Comparing unpublished RNA-Seq gene expression quantifiers

During the conference BoG a new RNA-Seq gene expression quantification tool called Kallisto was announced and released by the Pachter group. This tools have me excited because it is following the trend of Sailfish, RNASkim and recently Salmon. The classical approach for gene (or transcript) expression is aligning reads to genome, then by looking at coverage figuring out which transcripts are expressed at which levels. These new tools in stead use information contained in reads where exact mapping is not completely necessary, and use that to deconvolve the mixture proportions of transcripts in a sample.

To compare these quantifiers, and also using results from a classical TopHat + Cufflinks combination as a control I used five batches of single cell RNA-Seq from three different published data sets: SRP030617 (batch 1), SRP041736 (batch 2 & 3), and EGAS00001001204 (batch 4 & 5). These are all data from human cells, in total 284 samples.
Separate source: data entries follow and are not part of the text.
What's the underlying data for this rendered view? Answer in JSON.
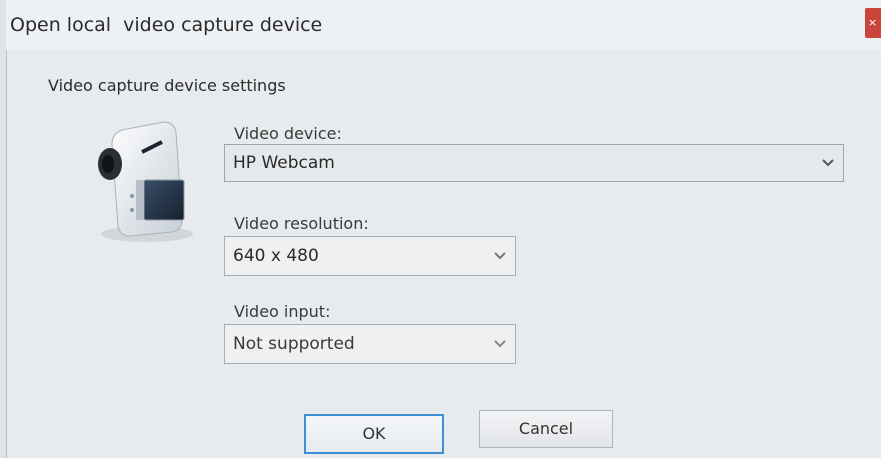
{
  "window": {
    "title": "Open local  video capture device",
    "close_glyph": "×"
  },
  "group": {
    "label": "Video capture device settings"
  },
  "video_device": {
    "label": "Video device:",
    "value": "HP Webcam"
  },
  "video_resolution": {
    "label": "Video resolution:",
    "value": "640 x 480"
  },
  "video_input": {
    "label": "Video input:",
    "value": "Not supported"
  },
  "buttons": {
    "ok": "OK",
    "cancel": "Cancel"
  },
  "icons": {
    "camera": "camcorder-icon",
    "dropdown": "chevron-down-icon"
  },
  "colors": {
    "accent": "#3f8fd6",
    "close": "#c9453b"
  }
}
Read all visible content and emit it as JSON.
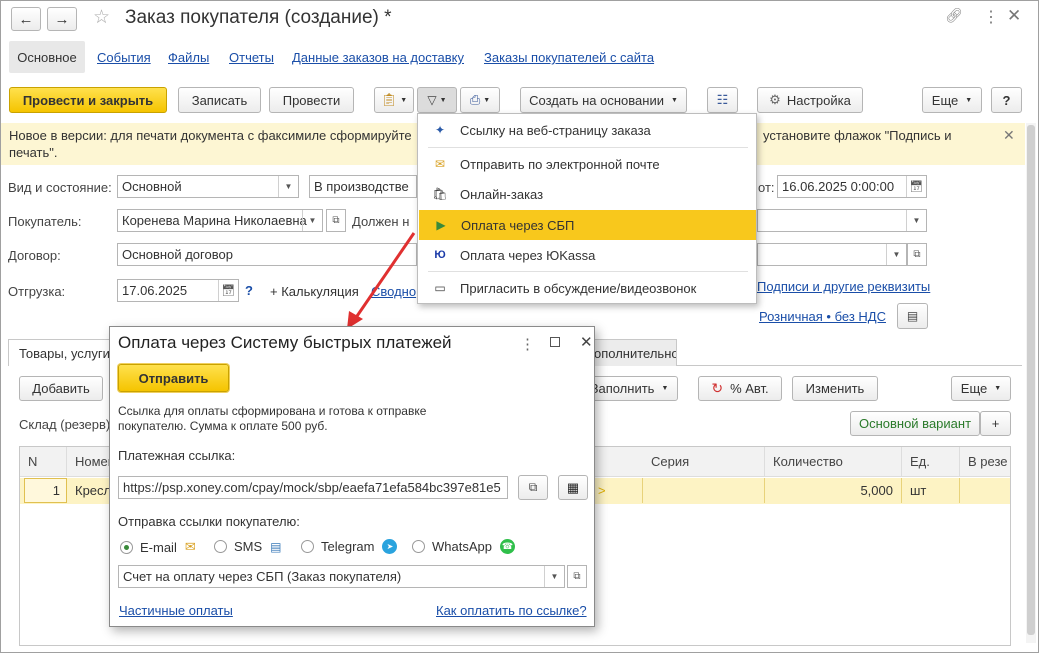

The data have between ~100 000 reads and ~5 000 000 reads.

All these data sets have had ERCC spike-ins added to them. To compare quantification accuracy, I first quantify expression for all genes / transcripts plus the spike-ins using the different tools. Then I extracted the TPM values for the spike-ins and looked at the Pearson correlation of the log transformed TPM values and the log transformed concentration of ERCC spike-ins. The plots below shows the distribution of these Pearson R values for the different tools over the different dataset batches. The n refers to the number of samples in a given batch.

They all perform well, at least equally well to TopHat + Cufflinks, and generally have pretty high correlation values (very few are below 0.8). In some cases Salmon seem to perform better.

To make the task a bit harder, we can look at the input dilution of ERCC’s included in the publications of the data sets and look only at spike-ins present at low levels. In this case given the concentration and dilution in to the volume of the experiments, we look only at the spike-ins present at between 1 and 50 RNA molecule copies.

All the methods perform equally, varying from surprisingly good to pretty bad depending on data set.

Regarding speed, the TopHat + Cufflinks combo took something along the lines of a half a day per sample, using multithreading over 12 cores for each sample. (I didn’t save the timings). The Salmon quantification took about 15 minutes per sample, also with 12 cores multithreading, while the Kallisto took about 10 minutes per sample and does not do any multithreading.

It should be noted that since there are no alternative splice forms for the ERCC spike-ins this doesn’t tell us anything about correction or quantification of alternative transcripts.